Placenta accreta, increta and percreta

Normally, the placenta grows as the uterus grows and it supplies the baby with food and oxygen through the umbilical cord. The placenta attaches itself to the superficial layer of the upper part of the uterus. The placenta remains attached to the uterine wall until the baby is delivered. During the final stages of labour, the placenta separates from the uterus and is delivered through the birth canal as after birth (see figure below).

However, in some instances the placenta attaches too deeply to the uterine wall than it should. Now, depending on the depth of its attachment, it may results in either 1 of 3 types placental abnormalities. These abnormalities are placenta accreta, increta or percreta.
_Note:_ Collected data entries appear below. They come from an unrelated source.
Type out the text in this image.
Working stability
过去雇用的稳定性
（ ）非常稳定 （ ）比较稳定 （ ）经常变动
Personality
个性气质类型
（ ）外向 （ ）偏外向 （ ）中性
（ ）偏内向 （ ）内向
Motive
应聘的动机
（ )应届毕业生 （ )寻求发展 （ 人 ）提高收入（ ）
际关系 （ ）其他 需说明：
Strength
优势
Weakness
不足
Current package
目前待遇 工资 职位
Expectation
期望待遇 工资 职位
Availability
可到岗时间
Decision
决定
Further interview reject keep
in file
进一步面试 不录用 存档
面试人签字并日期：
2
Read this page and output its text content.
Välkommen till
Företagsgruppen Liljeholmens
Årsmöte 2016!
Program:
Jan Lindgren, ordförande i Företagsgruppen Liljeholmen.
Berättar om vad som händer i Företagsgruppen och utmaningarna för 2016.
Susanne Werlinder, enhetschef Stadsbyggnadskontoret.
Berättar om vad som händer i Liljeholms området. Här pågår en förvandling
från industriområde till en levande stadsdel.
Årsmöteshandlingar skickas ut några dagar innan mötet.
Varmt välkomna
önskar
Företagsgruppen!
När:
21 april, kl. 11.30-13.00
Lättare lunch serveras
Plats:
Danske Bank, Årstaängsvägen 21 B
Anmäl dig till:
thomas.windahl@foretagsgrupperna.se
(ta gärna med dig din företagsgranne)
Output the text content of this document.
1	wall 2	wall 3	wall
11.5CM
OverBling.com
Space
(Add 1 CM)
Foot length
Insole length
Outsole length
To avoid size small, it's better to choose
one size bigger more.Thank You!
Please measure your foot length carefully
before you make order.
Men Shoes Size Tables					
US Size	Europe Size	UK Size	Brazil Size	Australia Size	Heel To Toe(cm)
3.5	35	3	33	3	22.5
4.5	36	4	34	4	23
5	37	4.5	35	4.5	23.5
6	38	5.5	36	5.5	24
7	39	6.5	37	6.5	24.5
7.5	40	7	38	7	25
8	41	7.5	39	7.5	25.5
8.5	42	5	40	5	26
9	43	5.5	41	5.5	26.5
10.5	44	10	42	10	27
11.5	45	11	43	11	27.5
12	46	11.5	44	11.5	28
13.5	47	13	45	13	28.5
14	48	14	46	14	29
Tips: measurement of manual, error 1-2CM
Research shows that, these rare placental conditions occur in about 1 in 2500 pregnancies.

Placenta accreta: this placental condition occurs when the blood vessels of the placenta grows or are attached too deeply and firmly into the walls of the uterus.

Placenta increta: in this placental condition, the placenta attaches itself even more deeply and firmly through the uterine wall into the muscle of the uterus.

Placenta percreta: in this placental disorder, the placenta grows and pushes itself through the walls of the uterus and attaches to the surrounding organs such as the urinary bladder.



These placental conditions, accreta, increta and percreta can cause severe vaginal bleeding and blood loss after childbirth. In these instances, surgical intervention such as C-section maybe required for delivery. In more severe cases, a hysterectomy (surgical removal of the uterus) may be the only cause of action to protect the mother and the baby.